In provincia di Trento il patrimonio apistico è curato in gran parte da hobbisti e semiprofessionisti, in aziende di piccole dimensioni, non specializzate e diffuse sul territorio: pochi sono i professionisti e coloro che praticano il nomadismo.

Situazione sanitaria 

Dai dati epidemiologici, forniti dalla competente struttura veterinaria dell´Azienda Provinciale per i Servizi Sanitari, risulta che l'infestazione da varroa, è presente su tutto il territorio provinciale ormai  in modo endemico. L´esperienza acquisita dagli apicoltori nella lotta, consente di tenere la parassitosi sotto controllo e garantire così non solo la sopravvivenza delle famiglie di api, ma anche una loro soddisfacente produttività.
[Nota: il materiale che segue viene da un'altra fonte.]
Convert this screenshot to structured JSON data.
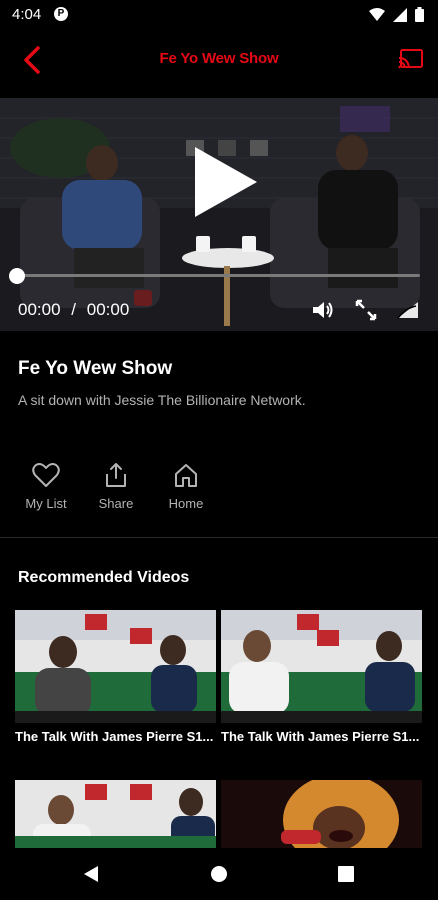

Tuttavia, il conseguente indebolimento delle famiglie delle api, ha determinato una recrudescenza di altre forme patologiche ed in particolare della peste americana.

Programma provinciale di attuazione del Regolamento (UE) n. 1308/2013 (del Parlamento Europeo e del Consiglio)

Grazie ai finanziamenti comunitari previsti dal Regolamento (UE) n. 1308/2013, si sono potute potenziare numerose azioni volte ad una più attenta valorizzazione del settore, in particolare, l'assegnazione di contributi per l'acquisto di arnie e carrelli o rimorchi per la pratica del nomadismo.

Legislazione

Con la delibera n. 1574 del 20 luglio 2012 la Giunta provinciale ha approvato il regolamento di esecuzione della legge provinciale 11 marzo 2008, n. 2 "Norme per la tutela e la promozione dell´apicoltura".

Con la delibera n. 363 del 9 marzo 2015 la Giunta provinciale ha nominato la Commissione apistica provinciale, come previsto dall'art. 14 della suddetta legge.